Derech Etz Chaim is said to be dropping its breach-of-contract charge against YU, which had been prompted by YU cutting its ties last year with the 6-year-old yeshiva located in the Har Nof section of Jerusalem. The YU decision was based on reports that Rabbi Weinberg, who is seen as the spiritual mentor of Derech Etz Chaim, had a history of abuse, a charge he strongly denies.

Derech Etz Chaim had been one of a number of Israeli yeshivot attended by American post-high school students who then went on to attend YU.
Derech Etz Chaim had been seeking reinstatement in the YU program, claiming that its removal was a severe financial blow. It had sued for at least $75,000, arguing that the allegations against Rabbi Weinberg were false, and that Rabbi Aaron Katz, the dean of Derech Etz Chaim, was defamed.
YU, in turn, is expected to drop its counter suit that claimed Derech Etz Chaim “utterly refused to protect” its students from Rabbi Weinberg.
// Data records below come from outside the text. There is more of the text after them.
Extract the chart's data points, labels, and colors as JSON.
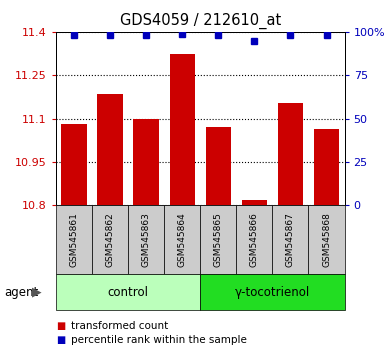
{
  "title": "GDS4059 / 212610_at",
  "samples": [
    "GSM545861",
    "GSM545862",
    "GSM545863",
    "GSM545864",
    "GSM545865",
    "GSM545866",
    "GSM545867",
    "GSM545868"
  ],
  "transformed_counts": [
    11.08,
    11.185,
    11.1,
    11.325,
    11.07,
    10.82,
    11.155,
    11.065
  ],
  "percentile_ranks": [
    98,
    98,
    98,
    99,
    98,
    95,
    98,
    98
  ],
  "ylim_left": [
    10.8,
    11.4
  ],
  "ylim_right": [
    0,
    100
  ],
  "yticks_left": [
    10.8,
    10.95,
    11.1,
    11.25,
    11.4
  ],
  "ytick_labels_left": [
    "10.8",
    "10.95",
    "11.1",
    "11.25",
    "11.4"
  ],
  "yticks_right": [
    0,
    25,
    50,
    75,
    100
  ],
  "ytick_labels_right": [
    "0",
    "25",
    "50",
    "75",
    "100%"
  ],
  "bar_color": "#cc0000",
  "dot_color": "#0000bb",
  "bar_width": 0.7,
  "groups": [
    {
      "label": "control",
      "indices": [
        0,
        1,
        2,
        3
      ],
      "color": "#bbffbb"
    },
    {
      "label": "γ-tocotrienol",
      "indices": [
        4,
        5,
        6,
        7
      ],
      "color": "#22dd22"
    }
  ],
  "agent_label": "agent",
  "legend_items": [
    {
      "color": "#cc0000",
      "label": "transformed count"
    },
    {
      "color": "#0000bb",
      "label": "percentile rank within the sample"
    }
  ],
  "grid_color": "#000000",
  "sample_box_color": "#cccccc",
  "title_fontsize": 10.5,
  "tick_fontsize": 8,
  "sample_fontsize": 6.5,
  "group_fontsize": 8.5,
  "legend_fontsize": 7.5
}
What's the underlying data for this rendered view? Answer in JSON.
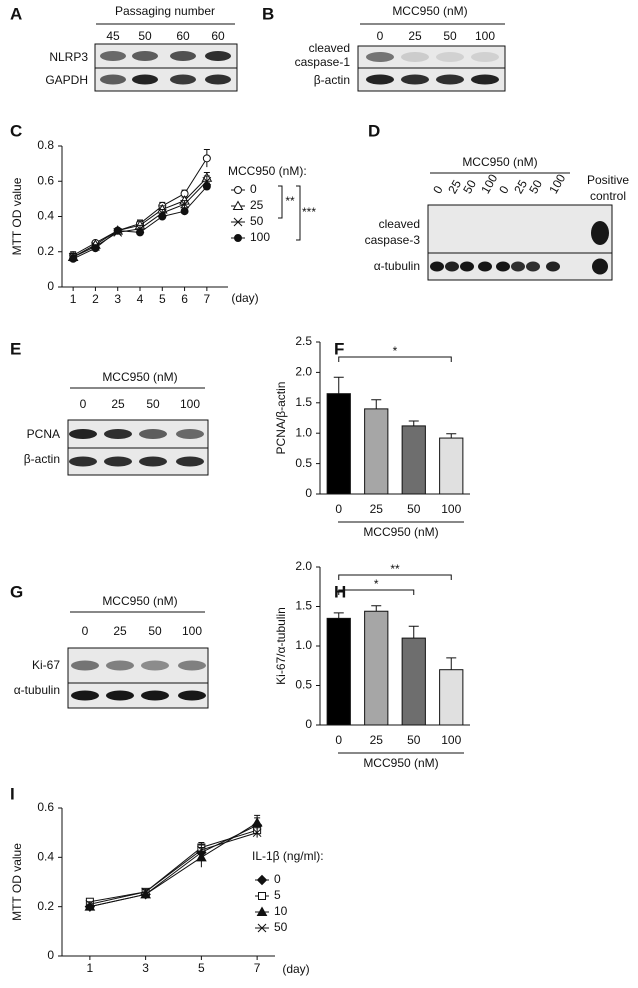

Charges about Rabbi Weinberg’s behavior, dating back more than 20 years and including an alleged incident from 2003, first came to light last year, and were taken up by a bet din (religious court) in Brooklyn. The bet din’s findings, including testimony from at least six of the rabbi’s former students, were then passed on to a haredi bet din in Jerusalem, which decided not to pursue the case.

Several former students of the rabbi claiming abuse, here and in Israel, were set to appear as witnesses in the federal trial here.
Now that the trial will not take place, questions have been raised about whether former students will press criminal charges in Israel or whether the original bet din in Brooklyn will take up the matter again.

Observers note that the case points up one of the weaknesses in the Orthodox community in that it has no mechanism in place to investigate or pursue such allegations, either to punish or clear an individual. The Rabbinical Council of America, the rabbinic arm of the Orthodox Union, is planning to put in place next month a new committee to deal with rabbinic abuse.

Rabbi Mark Dratch, who is chairing the committee, said he hopes that “investigating and making a determination of veracity in a case should give sufficient strength to the community to take proper action.” He added that he had no direct knowledge of the Weinberg case and that the RCA group will only deal with its membership. Rabbi Weinberg is not a member of the RCA.